Another unusual work here is by the female painter Artemisia Gentileschi, her self-portrait 'The Allegory of Painting' (l638-39), displays a veritable flourish of gender. An earlier painting by Agnolo Bronzino, 'Portrait of a Lady in Green' (1528-1532) has become the leitmotif of the exhibition. She looks straight at the unsuspecting viewer, with a deeply perceptive but enigmatic gaze. She stays with us on posters and catalogues, as if to say 'who are you and what are you doing here?' or 'can I help you?'

The range of these works over the Renaissance and Baroque periods testifies to highly enlightened patronage and curatorship, especially over the past 200 years. The collection was rudely dissembled in the Civil War closure, but with surprisingly little damage, and then astutely recovered for the most part and rebuilt in the latter decades of the l7th century, and supplemented and greatly expanded through Charles II's particular love of drawings.

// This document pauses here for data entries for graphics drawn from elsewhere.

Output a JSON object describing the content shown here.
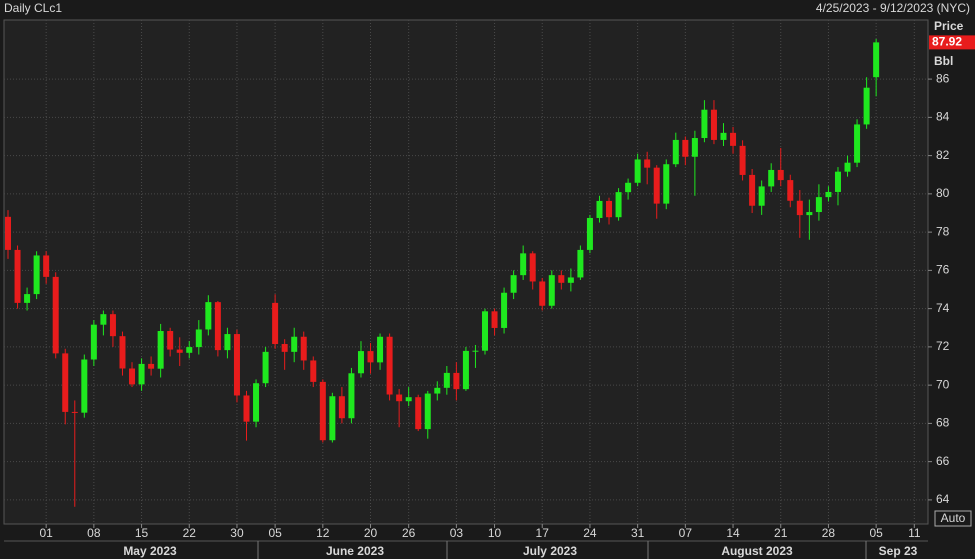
{
  "chart_data": {
    "type": "candlestick",
    "title": "Daily CLc1",
    "subtitle": "4/25/2023 - 9/12/2023 (NYC)",
    "y_axis_title": "Price",
    "y_axis_unit": "Bbl",
    "auto_button": "Auto",
    "months": [
      "May 2023",
      "June 2023",
      "July 2023",
      "August 2023",
      "Sep 23"
    ],
    "categories": [
      null,
      null,
      null,
      null,
      "01",
      null,
      null,
      null,
      null,
      "08",
      null,
      null,
      null,
      null,
      "15",
      null,
      null,
      null,
      null,
      "22",
      null,
      null,
      null,
      null,
      "30",
      null,
      null,
      null,
      "05",
      null,
      null,
      null,
      null,
      "12",
      null,
      null,
      null,
      null,
      "20",
      null,
      null,
      null,
      "26",
      null,
      null,
      null,
      null,
      "03",
      null,
      null,
      null,
      "10",
      null,
      null,
      null,
      null,
      "17",
      null,
      null,
      null,
      null,
      "24",
      null,
      null,
      null,
      null,
      "31",
      null,
      null,
      null,
      null,
      "07",
      null,
      null,
      null,
      null,
      "14",
      null,
      null,
      null,
      null,
      "21",
      null,
      null,
      null,
      null,
      "28",
      null,
      null,
      null,
      null,
      "05",
      null,
      null,
      null,
      "11"
    ],
    "open": [
      78.8,
      77.07,
      74.3,
      74.76,
      76.78,
      75.66,
      71.66,
      68.6,
      68.56,
      71.34,
      73.16,
      73.71,
      72.56,
      70.87,
      70.04,
      71.11,
      70.86,
      72.83,
      71.86,
      71.69,
      71.99,
      72.91,
      74.34,
      71.83,
      72.67,
      69.46,
      68.09,
      70.1,
      74.3,
      72.15,
      71.74,
      72.53,
      71.29,
      70.17,
      67.12,
      69.42,
      68.27,
      70.62,
      71.78,
      71.19,
      72.53,
      69.51,
      69.16,
      69.37,
      67.7,
      69.56,
      69.86,
      70.64,
      69.79,
      71.79,
      71.8,
      73.86,
      72.99,
      74.83,
      75.75,
      76.89,
      75.42,
      74.15,
      75.75,
      75.35,
      75.63,
      77.07,
      78.74,
      79.63,
      78.78,
      80.09,
      80.58,
      81.8,
      81.37,
      79.49,
      81.55,
      82.82,
      81.94,
      82.92,
      84.4,
      82.82,
      83.19,
      82.51,
      80.99,
      79.38,
      80.39,
      81.25,
      80.72,
      79.64,
      78.89,
      79.05,
      79.83,
      80.1,
      81.16,
      81.63,
      83.63,
      86.1,
      null,
      null,
      null,
      null
    ],
    "high": [
      79.15,
      77.3,
      75.1,
      77.0,
      77.0,
      75.9,
      71.9,
      69.2,
      71.6,
      73.4,
      73.9,
      73.9,
      72.8,
      71.2,
      71.4,
      71.5,
      73.2,
      73.0,
      72.5,
      72.3,
      73.4,
      74.7,
      74.4,
      73.0,
      72.9,
      69.7,
      70.3,
      72.0,
      74.75,
      72.4,
      73.0,
      72.8,
      71.5,
      70.3,
      69.6,
      69.9,
      70.9,
      72.3,
      72.2,
      72.7,
      72.7,
      69.8,
      69.9,
      69.5,
      69.7,
      70.2,
      71.0,
      71.2,
      72.0,
      72.1,
      74.0,
      74.0,
      75.1,
      76.0,
      77.3,
      77.0,
      75.6,
      76.0,
      76.0,
      76.1,
      77.3,
      78.9,
      79.9,
      79.8,
      80.3,
      80.8,
      82.1,
      82.2,
      81.5,
      81.8,
      83.2,
      83.0,
      83.3,
      84.9,
      84.9,
      83.7,
      83.5,
      82.8,
      81.3,
      80.7,
      81.6,
      82.4,
      81.0,
      80.2,
      79.7,
      80.5,
      80.4,
      81.4,
      82.0,
      83.9,
      86.1,
      88.1,
      null,
      null,
      null,
      null
    ],
    "low": [
      76.6,
      74.0,
      73.9,
      74.5,
      75.3,
      71.4,
      67.95,
      63.64,
      68.3,
      71.0,
      72.6,
      72.0,
      70.5,
      69.9,
      69.7,
      70.5,
      70.4,
      71.5,
      71.0,
      71.4,
      71.6,
      72.6,
      71.5,
      71.4,
      69.1,
      67.1,
      67.8,
      69.9,
      71.9,
      70.8,
      71.2,
      70.8,
      69.9,
      67.0,
      67.0,
      68.0,
      68.0,
      70.4,
      70.6,
      70.8,
      69.2,
      67.8,
      68.9,
      67.6,
      67.2,
      69.2,
      69.5,
      69.2,
      69.7,
      70.9,
      71.6,
      72.6,
      72.7,
      74.5,
      75.5,
      75.0,
      73.9,
      74.0,
      75.0,
      74.9,
      75.5,
      76.9,
      78.5,
      78.4,
      78.6,
      79.7,
      80.4,
      80.5,
      78.7,
      79.2,
      81.4,
      81.5,
      79.9,
      82.7,
      82.6,
      82.5,
      82.1,
      80.7,
      79.0,
      78.9,
      80.1,
      80.4,
      79.3,
      77.7,
      77.6,
      78.6,
      79.6,
      79.4,
      80.9,
      81.4,
      83.4,
      85.1,
      null,
      null,
      null,
      null
    ],
    "close": [
      77.07,
      74.3,
      74.76,
      76.78,
      75.66,
      71.66,
      68.6,
      68.56,
      71.34,
      73.16,
      73.71,
      72.56,
      70.87,
      70.04,
      71.11,
      70.86,
      72.83,
      71.86,
      71.69,
      71.99,
      72.91,
      74.34,
      71.83,
      72.67,
      69.46,
      68.09,
      70.1,
      71.74,
      72.15,
      71.74,
      72.53,
      71.29,
      70.17,
      67.12,
      69.42,
      68.27,
      70.62,
      71.78,
      71.19,
      72.53,
      69.51,
      69.16,
      69.37,
      67.7,
      69.56,
      69.86,
      70.64,
      69.79,
      71.79,
      71.8,
      73.86,
      72.99,
      74.83,
      75.75,
      76.89,
      75.42,
      74.15,
      75.75,
      75.35,
      75.63,
      77.07,
      78.74,
      79.63,
      78.78,
      80.09,
      80.58,
      81.8,
      81.37,
      79.49,
      81.55,
      82.82,
      81.94,
      82.92,
      84.4,
      82.82,
      83.19,
      82.51,
      80.99,
      79.38,
      80.39,
      81.25,
      80.72,
      79.64,
      78.89,
      79.05,
      79.83,
      80.1,
      81.16,
      81.63,
      83.63,
      85.55,
      87.92,
      null,
      null,
      null,
      null
    ],
    "up_color": "#1fe81f",
    "down_color": "#e81c1c",
    "ylim": [
      62.74,
      89.09
    ],
    "yticks": [
      64,
      66,
      68,
      70,
      72,
      74,
      76,
      78,
      80,
      82,
      84,
      86
    ],
    "grid": true
  }
}
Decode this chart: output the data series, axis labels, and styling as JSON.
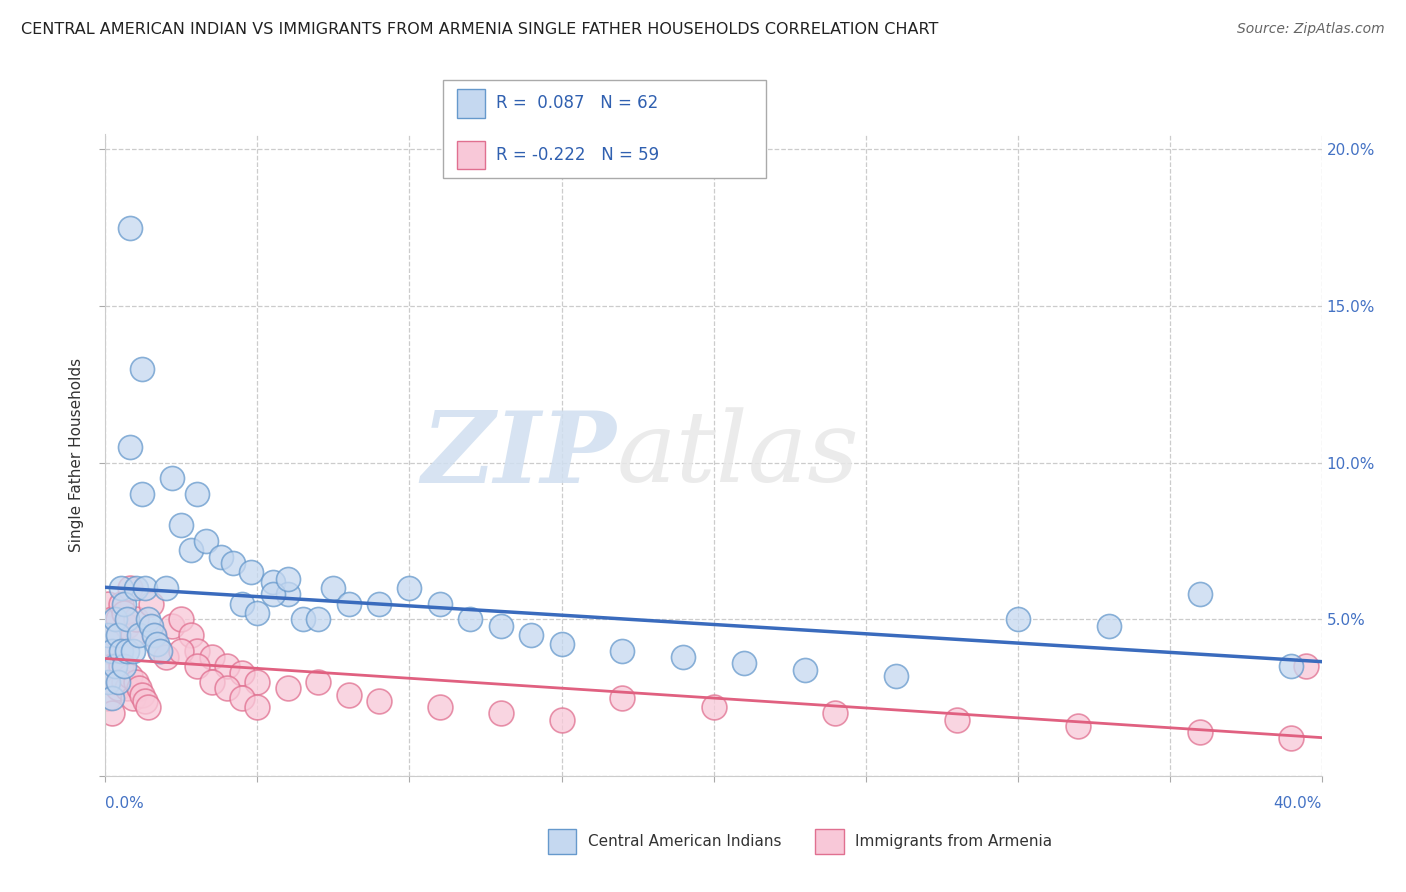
{
  "title": "CENTRAL AMERICAN INDIAN VS IMMIGRANTS FROM ARMENIA SINGLE FATHER HOUSEHOLDS CORRELATION CHART",
  "source": "Source: ZipAtlas.com",
  "ylabel": "Single Father Households",
  "r_blue": 0.087,
  "n_blue": 62,
  "r_pink": -0.222,
  "n_pink": 59,
  "blue_fill": "#c5d8f0",
  "blue_edge": "#6699cc",
  "pink_fill": "#f8c8d8",
  "pink_edge": "#e07090",
  "blue_line_color": "#3a6bbd",
  "pink_line_color": "#e06080",
  "legend_blue_label": "Central American Indians",
  "legend_pink_label": "Immigrants from Armenia",
  "watermark": "ZIPatlas",
  "xlim": [
    0.0,
    0.4
  ],
  "ylim": [
    0.0,
    0.205
  ],
  "blue_x": [
    0.001,
    0.001,
    0.002,
    0.002,
    0.003,
    0.003,
    0.004,
    0.004,
    0.005,
    0.005,
    0.006,
    0.006,
    0.007,
    0.007,
    0.008,
    0.009,
    0.01,
    0.011,
    0.012,
    0.013,
    0.014,
    0.015,
    0.016,
    0.017,
    0.018,
    0.02,
    0.022,
    0.025,
    0.028,
    0.03,
    0.033,
    0.038,
    0.042,
    0.048,
    0.055,
    0.06,
    0.065,
    0.07,
    0.075,
    0.08,
    0.09,
    0.1,
    0.11,
    0.12,
    0.13,
    0.14,
    0.15,
    0.17,
    0.19,
    0.21,
    0.23,
    0.26,
    0.3,
    0.33,
    0.36,
    0.39,
    0.045,
    0.05,
    0.055,
    0.06,
    0.012,
    0.008
  ],
  "blue_y": [
    0.045,
    0.03,
    0.04,
    0.025,
    0.05,
    0.035,
    0.045,
    0.03,
    0.06,
    0.04,
    0.055,
    0.035,
    0.05,
    0.04,
    0.175,
    0.04,
    0.06,
    0.045,
    0.13,
    0.06,
    0.05,
    0.048,
    0.045,
    0.042,
    0.04,
    0.06,
    0.095,
    0.08,
    0.072,
    0.09,
    0.075,
    0.07,
    0.068,
    0.065,
    0.062,
    0.058,
    0.05,
    0.05,
    0.06,
    0.055,
    0.055,
    0.06,
    0.055,
    0.05,
    0.048,
    0.045,
    0.042,
    0.04,
    0.038,
    0.036,
    0.034,
    0.032,
    0.05,
    0.048,
    0.058,
    0.035,
    0.055,
    0.052,
    0.058,
    0.063,
    0.09,
    0.105
  ],
  "pink_x": [
    0.001,
    0.001,
    0.001,
    0.002,
    0.002,
    0.002,
    0.003,
    0.003,
    0.004,
    0.004,
    0.005,
    0.005,
    0.006,
    0.006,
    0.007,
    0.007,
    0.008,
    0.008,
    0.009,
    0.009,
    0.01,
    0.01,
    0.011,
    0.012,
    0.013,
    0.014,
    0.015,
    0.016,
    0.018,
    0.02,
    0.022,
    0.025,
    0.028,
    0.03,
    0.035,
    0.04,
    0.045,
    0.05,
    0.06,
    0.07,
    0.08,
    0.09,
    0.11,
    0.13,
    0.15,
    0.17,
    0.2,
    0.24,
    0.28,
    0.32,
    0.36,
    0.39,
    0.395,
    0.025,
    0.03,
    0.035,
    0.04,
    0.045,
    0.05
  ],
  "pink_y": [
    0.055,
    0.04,
    0.025,
    0.05,
    0.035,
    0.02,
    0.045,
    0.03,
    0.05,
    0.028,
    0.055,
    0.035,
    0.052,
    0.03,
    0.048,
    0.028,
    0.06,
    0.032,
    0.045,
    0.025,
    0.05,
    0.03,
    0.028,
    0.026,
    0.024,
    0.022,
    0.055,
    0.045,
    0.04,
    0.038,
    0.048,
    0.05,
    0.045,
    0.04,
    0.038,
    0.035,
    0.033,
    0.03,
    0.028,
    0.03,
    0.026,
    0.024,
    0.022,
    0.02,
    0.018,
    0.025,
    0.022,
    0.02,
    0.018,
    0.016,
    0.014,
    0.012,
    0.035,
    0.04,
    0.035,
    0.03,
    0.028,
    0.025,
    0.022
  ]
}
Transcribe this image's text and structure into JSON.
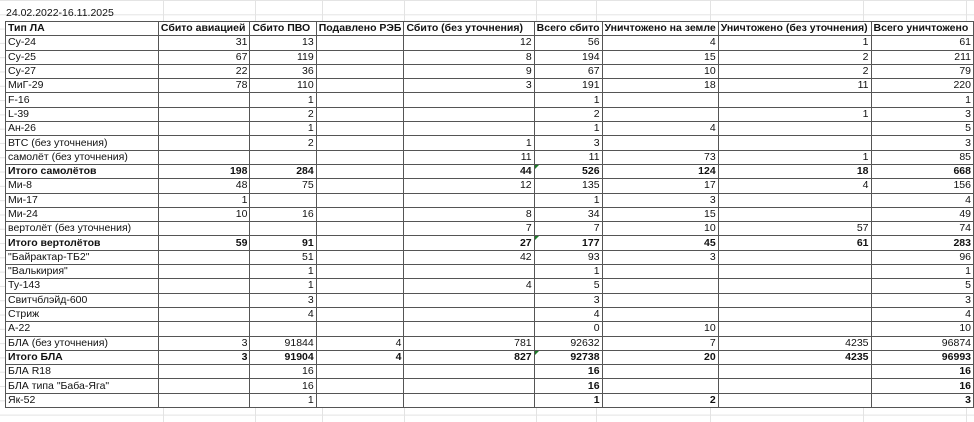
{
  "date_range": "24.02.2022-16.11.2025",
  "headers": [
    "Тип ЛА",
    "Сбито авиацией",
    "Сбито ПВО",
    "Подавлено РЭБ",
    "Сбито (без уточнения)",
    "Всего сбито",
    "Уничтожено на земле",
    "Уничтожено (без уточнения)",
    "Всего уничтожено"
  ],
  "rows": [
    {
      "cells": [
        "Су-24",
        "31",
        "13",
        "",
        "12",
        "56",
        "4",
        "1",
        "61"
      ]
    },
    {
      "cells": [
        "Су-25",
        "67",
        "119",
        "",
        "8",
        "194",
        "15",
        "2",
        "211"
      ]
    },
    {
      "cells": [
        "Су-27",
        "22",
        "36",
        "",
        "9",
        "67",
        "10",
        "2",
        "79"
      ]
    },
    {
      "cells": [
        "МиГ-29",
        "78",
        "110",
        "",
        "3",
        "191",
        "18",
        "11",
        "220"
      ]
    },
    {
      "cells": [
        "F-16",
        "",
        "1",
        "",
        "",
        "1",
        "",
        "",
        "1"
      ]
    },
    {
      "cells": [
        "L-39",
        "",
        "2",
        "",
        "",
        "2",
        "",
        "1",
        "3"
      ]
    },
    {
      "cells": [
        "Ан-26",
        "",
        "1",
        "",
        "",
        "1",
        "4",
        "",
        "5"
      ]
    },
    {
      "cells": [
        "ВТС (без уточнения)",
        "",
        "2",
        "",
        "1",
        "3",
        "",
        "",
        "3"
      ]
    },
    {
      "cells": [
        "самолёт (без уточнения)",
        "",
        "",
        "",
        "11",
        "11",
        "73",
        "1",
        "85"
      ]
    },
    {
      "cells": [
        "Итого самолётов",
        "198",
        "284",
        "",
        "44",
        "526",
        "124",
        "18",
        "668"
      ],
      "bold": true,
      "flag": 5
    },
    {
      "cells": [
        "Ми-8",
        "48",
        "75",
        "",
        "12",
        "135",
        "17",
        "4",
        "156"
      ]
    },
    {
      "cells": [
        "Ми-17",
        "1",
        "",
        "",
        "",
        "1",
        "3",
        "",
        "4"
      ]
    },
    {
      "cells": [
        "Ми-24",
        "10",
        "16",
        "",
        "8",
        "34",
        "15",
        "",
        "49"
      ]
    },
    {
      "cells": [
        "вертолёт (без уточнения)",
        "",
        "",
        "",
        "7",
        "7",
        "10",
        "57",
        "74"
      ]
    },
    {
      "cells": [
        "Итого вертолётов",
        "59",
        "91",
        "",
        "27",
        "177",
        "45",
        "61",
        "283"
      ],
      "bold": true,
      "flag": 5
    },
    {
      "cells": [
        "\"Байрактар-ТБ2\"",
        "",
        "51",
        "",
        "42",
        "93",
        "3",
        "",
        "96"
      ]
    },
    {
      "cells": [
        "\"Валькирия\"",
        "",
        "1",
        "",
        "",
        "1",
        "",
        "",
        "1"
      ]
    },
    {
      "cells": [
        "Ту-143",
        "",
        "1",
        "",
        "4",
        "5",
        "",
        "",
        "5"
      ]
    },
    {
      "cells": [
        "Свитчблэйд-600",
        "",
        "3",
        "",
        "",
        "3",
        "",
        "",
        "3"
      ]
    },
    {
      "cells": [
        "Стриж",
        "",
        "4",
        "",
        "",
        "4",
        "",
        "",
        "4"
      ]
    },
    {
      "cells": [
        "А-22",
        "",
        "",
        "",
        "",
        "0",
        "10",
        "",
        "10"
      ]
    },
    {
      "cells": [
        "БЛА (без уточнения)",
        "3",
        "91844",
        "4",
        "781",
        "92632",
        "7",
        "4235",
        "96874"
      ]
    },
    {
      "cells": [
        "Итого БЛА",
        "3",
        "91904",
        "4",
        "827",
        "92738",
        "20",
        "4235",
        "96993"
      ],
      "bold": true,
      "flag": 5
    },
    {
      "cells": [
        "БЛА R18",
        "",
        "16",
        "",
        "",
        "16",
        "",
        "",
        "16"
      ],
      "boldcols": [
        5,
        8
      ]
    },
    {
      "cells": [
        "БЛА типа \"Баба-Яга\"",
        "",
        "16",
        "",
        "",
        "16",
        "",
        "",
        "16"
      ],
      "boldcols": [
        5,
        8
      ]
    },
    {
      "cells": [
        "Як-52",
        "",
        "1",
        "",
        "",
        "1",
        "2",
        "",
        "3"
      ],
      "boldcols": [
        5,
        6,
        8
      ]
    }
  ],
  "colors": {
    "grid": "#e3e3e3",
    "border": "#555555",
    "flag": "#1e7a2a"
  }
}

There are, as all great collections should reveal, some idiosyncrasies. One is a curious garden/landscape image by Lodovico Pozzoserrato (1550-1605), dated 1579-84, which shows a green circular maze, a labyrinth overrun by cavorting and banqueting couples of amorous intent. Another idiosyncrasy that a Royal Patron would also perhaps favour, permits the last word to go to the painter Jacopo Bassano,whose 'Journey of Jacob' (1561) seems conventional, even unremarkable, were it not for the undoubtedly titivating rear view of the well-clad posterior of the wife of Jacob. That posterior would surely have caught the appreciative eye of Charles II, if not of his father.

The various Tintorettos, Carraccis, Gentileschis, the works of Lotto, Strozzi, Carracci and Corregio are all superlative. Something also seems to set the collection apart from the norm of national collections today. It is, perhaps, the way that the works have been assembled over a long span of time, with an eye to a style of monarchy, rather than by the careful curatorial cherry-picking of the past two centuries. There is a sense of style and individuality, of enlightened patronage. There is also a freedom of assemblage and an absence of homage to academic fashion or religious prescription. The only discordant note, as has been commented previously, is struck by the couple of severed heads. But it has to be coincidental.